Every single one was a false positive. When developers see 15 false positives per PR, they stop reading the AI's feedback. The one real SQL injection vulnerability gets merged because nobody takes the bot seriously anymore.

Speed

AI code review tools are marketed on speed. "Get feedback in seconds, not hours!" This optimises for the wrong metric.

Code review isn't slow because humans type slowly. It's slow because understanding context takes time. Reading the related code, understanding the business logic, thinking through edge cases - none of this can be rushed.

AI tools optimise for fast feedback. Developers optimise for getting code merged. The combination produces code that passes automated checks but doesn't actually work correctly.

Economics

Companies buy AI code review tools for two reasons:

  1. To reduce headcount - fewer senior engineers needed if AI does code review

  2. To ship faster - remove the bottleneck of waiting for human reviewers

Both reasons directly conflict with code quality. You're replacing experienced judgment with pattern matching, and adding pressure to merge quickly.

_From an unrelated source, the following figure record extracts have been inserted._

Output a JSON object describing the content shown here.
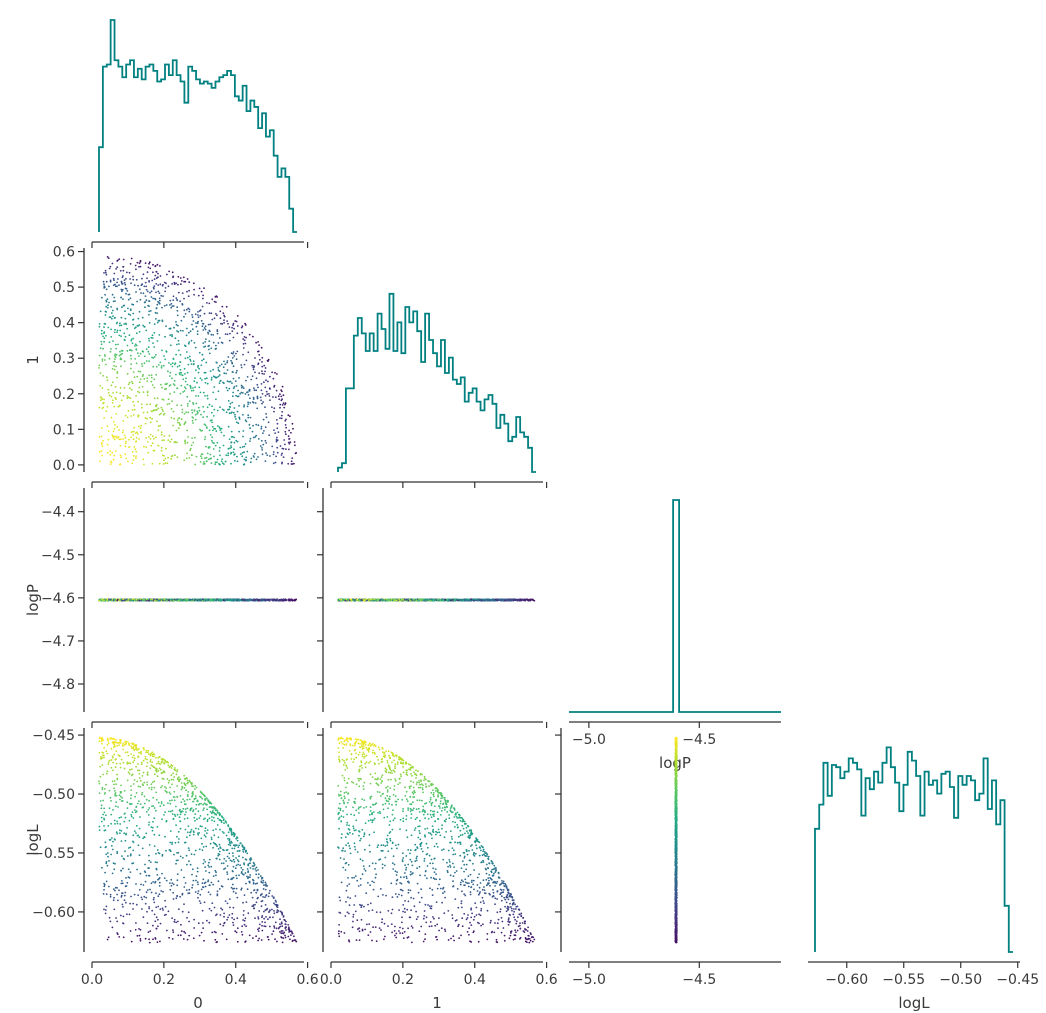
{
  "chart_data": {
    "type": "scatter",
    "description_type": "corner-plot",
    "parameters": [
      "0",
      "1",
      "logP",
      "logL"
    ],
    "colormap": "viridis",
    "hist_color": "#008080",
    "axis_labels": {
      "x": [
        "0",
        "1",
        "logP",
        "logL"
      ],
      "y": [
        "",
        "1",
        "logP",
        "logL"
      ]
    },
    "ranges": {
      "0": [
        -0.0,
        0.59
      ],
      "1": [
        -0.0,
        0.59
      ],
      "logP": [
        -5.09,
        -4.13
      ],
      "logL": [
        -0.634,
        -0.448
      ]
    },
    "y_ranges": {
      "1": [
        -0.02,
        0.61
      ],
      "logP": [
        -4.865,
        -4.345
      ],
      "logL": [
        -0.634,
        -0.444
      ]
    },
    "ticks": {
      "0": {
        "values": [
          0.0,
          0.2,
          0.4,
          0.6
        ],
        "labels": [
          "0.0",
          "0.2",
          "0.4",
          "0.6"
        ]
      },
      "1": {
        "values": [
          0.0,
          0.2,
          0.4,
          0.6
        ],
        "labels": [
          "0.0",
          "0.2",
          "0.4",
          "0.6"
        ]
      },
      "logP_x": {
        "values": [
          -5.0,
          -4.5
        ],
        "labels": [
          "−5.0",
          "−4.5"
        ]
      },
      "logL_x": {
        "values": [
          -0.6,
          -0.55,
          -0.5,
          -0.45
        ],
        "labels": [
          "−0.60",
          "−0.55",
          "−0.50",
          "−0.45"
        ]
      },
      "1_y": {
        "values": [
          0.0,
          0.1,
          0.2,
          0.3,
          0.4,
          0.5,
          0.6
        ],
        "labels": [
          "0.0",
          "0.1",
          "0.2",
          "0.3",
          "0.4",
          "0.5",
          "0.6"
        ]
      },
      "logP_y": {
        "values": [
          -4.8,
          -4.7,
          -4.6,
          -4.5,
          -4.4
        ],
        "labels": [
          "−4.8",
          "−4.7",
          "−4.6",
          "−4.5",
          "−4.4"
        ]
      },
      "logL_y": {
        "values": [
          -0.6,
          -0.55,
          -0.5,
          -0.45
        ],
        "labels": [
          "−0.60",
          "−0.55",
          "−0.50",
          "−0.45"
        ]
      }
    },
    "logP_value": -4.605,
    "histograms": {
      "0": [
        0.4,
        0.78,
        0.79,
        1.0,
        0.81,
        0.78,
        0.73,
        0.79,
        0.81,
        0.73,
        0.77,
        0.72,
        0.78,
        0.79,
        0.76,
        0.71,
        0.72,
        0.79,
        0.74,
        0.81,
        0.74,
        0.71,
        0.61,
        0.78,
        0.76,
        0.72,
        0.7,
        0.71,
        0.7,
        0.68,
        0.71,
        0.73,
        0.74,
        0.76,
        0.74,
        0.64,
        0.62,
        0.69,
        0.57,
        0.62,
        0.59,
        0.49,
        0.56,
        0.45,
        0.48,
        0.36,
        0.26,
        0.3,
        0.26,
        0.11,
        0.0
      ],
      "1": [
        0.02,
        0.04,
        0.38,
        0.38,
        0.62,
        0.7,
        0.63,
        0.55,
        0.63,
        0.55,
        0.72,
        0.65,
        0.56,
        0.81,
        0.55,
        0.68,
        0.54,
        0.75,
        0.68,
        0.73,
        0.64,
        0.5,
        0.72,
        0.6,
        0.54,
        0.48,
        0.6,
        0.45,
        0.52,
        0.42,
        0.4,
        0.43,
        0.32,
        0.36,
        0.38,
        0.32,
        0.28,
        0.33,
        0.35,
        0.31,
        0.2,
        0.26,
        0.22,
        0.14,
        0.16,
        0.25,
        0.18,
        0.16,
        0.11,
        0.0
      ],
      "logL": [
        0.56,
        0.67,
        0.86,
        0.71,
        0.85,
        0.84,
        0.79,
        0.82,
        0.88,
        0.86,
        0.83,
        0.62,
        0.79,
        0.74,
        0.82,
        0.77,
        0.86,
        0.93,
        0.84,
        0.77,
        0.64,
        0.76,
        0.91,
        0.87,
        0.8,
        0.62,
        0.82,
        0.76,
        0.78,
        0.72,
        0.81,
        0.82,
        0.75,
        0.61,
        0.8,
        0.76,
        0.8,
        0.78,
        0.69,
        0.72,
        0.88,
        0.65,
        0.78,
        0.58,
        0.69,
        0.21,
        0.0
      ],
      "logP": {
        "bin_center": -4.605,
        "value": 1.0
      }
    },
    "scatter_points": 1500
  }
}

The incentives are clear: vendors sell speed and cost reduction, companies buy those metrics, and code quality suffers. Nobody's incentive is aligned with "catch more bugs."

What Works

The solution isn't better AI code review. It's better human code review.

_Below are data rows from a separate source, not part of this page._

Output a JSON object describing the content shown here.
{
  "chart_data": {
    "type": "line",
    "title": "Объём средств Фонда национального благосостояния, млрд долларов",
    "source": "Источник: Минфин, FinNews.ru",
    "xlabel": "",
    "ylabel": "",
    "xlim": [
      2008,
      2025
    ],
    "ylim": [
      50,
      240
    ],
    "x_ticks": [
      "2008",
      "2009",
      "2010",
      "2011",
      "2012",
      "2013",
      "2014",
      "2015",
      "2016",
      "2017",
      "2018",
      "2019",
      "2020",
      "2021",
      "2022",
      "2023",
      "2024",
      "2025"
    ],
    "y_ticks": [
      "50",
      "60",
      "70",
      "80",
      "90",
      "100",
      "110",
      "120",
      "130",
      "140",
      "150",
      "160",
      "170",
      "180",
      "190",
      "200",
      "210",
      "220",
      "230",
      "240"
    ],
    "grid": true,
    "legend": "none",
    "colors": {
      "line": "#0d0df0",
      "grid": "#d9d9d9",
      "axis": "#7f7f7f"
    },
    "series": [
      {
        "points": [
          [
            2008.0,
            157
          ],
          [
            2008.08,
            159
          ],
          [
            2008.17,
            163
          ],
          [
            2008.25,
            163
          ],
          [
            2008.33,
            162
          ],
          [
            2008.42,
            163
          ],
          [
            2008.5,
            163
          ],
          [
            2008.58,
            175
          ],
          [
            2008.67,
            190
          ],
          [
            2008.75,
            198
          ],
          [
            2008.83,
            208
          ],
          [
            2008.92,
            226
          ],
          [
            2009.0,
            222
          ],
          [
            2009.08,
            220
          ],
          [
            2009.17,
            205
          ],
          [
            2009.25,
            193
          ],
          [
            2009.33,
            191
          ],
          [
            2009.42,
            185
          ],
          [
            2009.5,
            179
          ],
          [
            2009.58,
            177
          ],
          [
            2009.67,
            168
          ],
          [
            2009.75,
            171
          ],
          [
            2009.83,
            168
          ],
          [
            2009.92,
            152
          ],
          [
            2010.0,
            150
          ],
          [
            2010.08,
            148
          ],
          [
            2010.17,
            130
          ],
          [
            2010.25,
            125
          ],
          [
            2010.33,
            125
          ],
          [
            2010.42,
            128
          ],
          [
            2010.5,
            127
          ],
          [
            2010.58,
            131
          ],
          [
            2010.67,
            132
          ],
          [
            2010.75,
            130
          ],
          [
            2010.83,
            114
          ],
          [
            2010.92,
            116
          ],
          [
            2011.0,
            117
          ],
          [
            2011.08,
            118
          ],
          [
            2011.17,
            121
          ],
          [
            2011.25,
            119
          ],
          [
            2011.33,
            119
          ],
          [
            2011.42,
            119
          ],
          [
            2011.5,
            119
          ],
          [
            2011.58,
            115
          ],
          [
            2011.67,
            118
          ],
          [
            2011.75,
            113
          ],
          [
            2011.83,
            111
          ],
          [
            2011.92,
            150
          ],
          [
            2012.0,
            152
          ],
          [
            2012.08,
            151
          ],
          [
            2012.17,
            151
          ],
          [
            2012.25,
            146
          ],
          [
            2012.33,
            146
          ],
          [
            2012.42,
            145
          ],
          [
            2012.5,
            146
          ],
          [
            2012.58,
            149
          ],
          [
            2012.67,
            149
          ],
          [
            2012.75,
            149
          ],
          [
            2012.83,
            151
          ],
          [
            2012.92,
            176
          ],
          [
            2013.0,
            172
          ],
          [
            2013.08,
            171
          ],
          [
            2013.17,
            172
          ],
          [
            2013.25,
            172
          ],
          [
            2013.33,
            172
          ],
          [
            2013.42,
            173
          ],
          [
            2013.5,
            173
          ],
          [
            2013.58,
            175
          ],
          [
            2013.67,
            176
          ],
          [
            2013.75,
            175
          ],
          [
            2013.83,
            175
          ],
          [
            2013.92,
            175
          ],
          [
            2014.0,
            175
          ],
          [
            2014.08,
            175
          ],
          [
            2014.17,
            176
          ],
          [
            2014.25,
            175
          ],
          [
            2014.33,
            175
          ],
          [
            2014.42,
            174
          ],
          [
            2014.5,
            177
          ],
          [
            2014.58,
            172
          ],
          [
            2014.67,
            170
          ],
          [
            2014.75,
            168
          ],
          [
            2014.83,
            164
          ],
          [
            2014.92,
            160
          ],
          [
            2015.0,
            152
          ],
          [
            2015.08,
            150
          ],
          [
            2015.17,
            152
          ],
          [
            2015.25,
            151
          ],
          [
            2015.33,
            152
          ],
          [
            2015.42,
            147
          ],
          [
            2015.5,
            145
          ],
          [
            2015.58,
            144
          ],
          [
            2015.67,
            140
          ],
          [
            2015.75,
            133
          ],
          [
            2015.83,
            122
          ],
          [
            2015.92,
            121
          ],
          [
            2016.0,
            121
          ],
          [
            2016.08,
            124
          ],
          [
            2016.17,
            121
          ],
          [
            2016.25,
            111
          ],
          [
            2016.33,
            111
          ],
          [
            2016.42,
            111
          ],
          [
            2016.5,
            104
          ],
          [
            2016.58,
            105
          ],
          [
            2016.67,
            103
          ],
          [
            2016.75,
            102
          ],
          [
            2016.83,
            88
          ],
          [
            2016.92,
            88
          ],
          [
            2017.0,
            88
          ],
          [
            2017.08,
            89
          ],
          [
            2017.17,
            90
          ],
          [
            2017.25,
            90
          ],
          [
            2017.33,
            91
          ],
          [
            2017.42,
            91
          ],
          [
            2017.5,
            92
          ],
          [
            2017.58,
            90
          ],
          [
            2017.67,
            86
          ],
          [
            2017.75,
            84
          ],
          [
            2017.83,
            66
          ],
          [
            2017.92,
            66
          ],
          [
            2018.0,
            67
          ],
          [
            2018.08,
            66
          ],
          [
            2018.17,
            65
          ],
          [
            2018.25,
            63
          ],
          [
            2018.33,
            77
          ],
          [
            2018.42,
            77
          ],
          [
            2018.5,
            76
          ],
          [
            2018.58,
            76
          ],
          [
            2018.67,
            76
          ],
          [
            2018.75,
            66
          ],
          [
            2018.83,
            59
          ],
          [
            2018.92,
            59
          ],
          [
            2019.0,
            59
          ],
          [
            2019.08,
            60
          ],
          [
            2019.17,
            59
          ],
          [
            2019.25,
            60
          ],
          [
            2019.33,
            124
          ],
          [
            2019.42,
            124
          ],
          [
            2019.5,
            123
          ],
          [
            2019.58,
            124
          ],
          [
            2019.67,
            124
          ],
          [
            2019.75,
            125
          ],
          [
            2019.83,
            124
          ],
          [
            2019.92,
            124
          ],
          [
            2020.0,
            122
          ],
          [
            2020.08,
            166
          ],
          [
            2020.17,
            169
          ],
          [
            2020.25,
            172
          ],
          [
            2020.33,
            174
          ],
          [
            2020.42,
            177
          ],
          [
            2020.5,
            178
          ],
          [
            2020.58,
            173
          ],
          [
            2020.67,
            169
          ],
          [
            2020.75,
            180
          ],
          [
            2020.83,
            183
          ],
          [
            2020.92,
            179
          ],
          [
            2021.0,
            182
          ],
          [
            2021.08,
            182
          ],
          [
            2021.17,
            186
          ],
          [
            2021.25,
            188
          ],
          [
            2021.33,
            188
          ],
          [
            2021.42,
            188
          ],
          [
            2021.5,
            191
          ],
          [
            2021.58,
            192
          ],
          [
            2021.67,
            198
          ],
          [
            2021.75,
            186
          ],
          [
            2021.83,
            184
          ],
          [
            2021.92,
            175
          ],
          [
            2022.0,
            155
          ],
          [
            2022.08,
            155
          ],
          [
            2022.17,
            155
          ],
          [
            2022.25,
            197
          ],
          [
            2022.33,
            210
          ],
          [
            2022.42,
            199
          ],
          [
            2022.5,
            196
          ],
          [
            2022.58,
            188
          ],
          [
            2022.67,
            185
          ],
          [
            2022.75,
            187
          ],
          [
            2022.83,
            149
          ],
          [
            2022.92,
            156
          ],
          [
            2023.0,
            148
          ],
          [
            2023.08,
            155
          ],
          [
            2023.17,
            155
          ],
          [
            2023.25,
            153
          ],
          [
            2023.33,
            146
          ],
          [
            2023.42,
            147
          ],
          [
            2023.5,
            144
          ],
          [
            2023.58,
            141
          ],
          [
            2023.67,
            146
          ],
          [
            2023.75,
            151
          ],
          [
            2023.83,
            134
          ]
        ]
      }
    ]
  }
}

  • Pair programming - real-time review catches issues before they're even committed

  • Small PRs - easier to review thoroughly, less likely to hide bugs

  • Domain expertise - reviewers who understand the system, not just the syntax

  • Accountability - reviewers whose names are attached to what they approve

  • Time - allowing reviewers to actually think through the changes

None of these scale as well as AI code review. That's the point. Code review shouldn't scale. If you're merging so much code that human review is a bottleneck, you have a process problem, not a tooling problem.

The Truth

AI code review tools exist because companies want to ship faster with fewer experienced engineers. The tools work well enough to justify the purchase, but not well enough to actually improve code quality.

What you get is:

  • Junior developers who think the AI caught all the issues

  • Senior developers who ignore the AI because of alert fatigue

  • Management who sees "100% of PRs reviewed by AI" as a quality metric

  • Production incidents that would have been caught by a human reviewer

The feedback loop ensures this gets worse over time. AI-approved code trains the next version of the AI. Bad code becomes the baseline.

What I Do

I don't use AI code review tools on projects I care about. I use:

  • Linters - for style and simple pattern matching (what AI code review actually does well)

  • Static analysis - language-specific tools that understand semantics, not just syntax

  • Human reviewers - people who understand the system and business logic

  • Tests - including the weird edge cases AI tools never think to check

Is it slower? Yes. Does it catch more bugs? Absolutely.

The industry has spent the last decade optimising for development speed. We've gotten very fast at shipping bugs to production. Maybe it's time to optimise for correctness instead.

Final Thoughts

AI code review isn't useless. It's worse than useless - it creates the illusion of thorough review while making it easier to ship bad code.

The problem isn't the technology. It's that the technology is being used to replace judgment with pattern matching, and accountability with automation.

Companies don't want to admit they're using AI code review to cut costs and ship faster. They frame it as "augmenting" human reviewers. In practice, it's replacing them. And the code quality shows it.

The fix requires admitting that code review is valuable because it's slow and thoughtful, not despite it. AI tools optimised for speed and cost will never provide the same value as a senior engineer who actually understands the system.

But that requires paying senior engineers and accepting slower ship times. So instead, we'll keep using AI code review, keep shipping bugs, and keep wondering why code quality is declining.

The tools aren't making code better. They're just making it easier to pretend we reviewed it.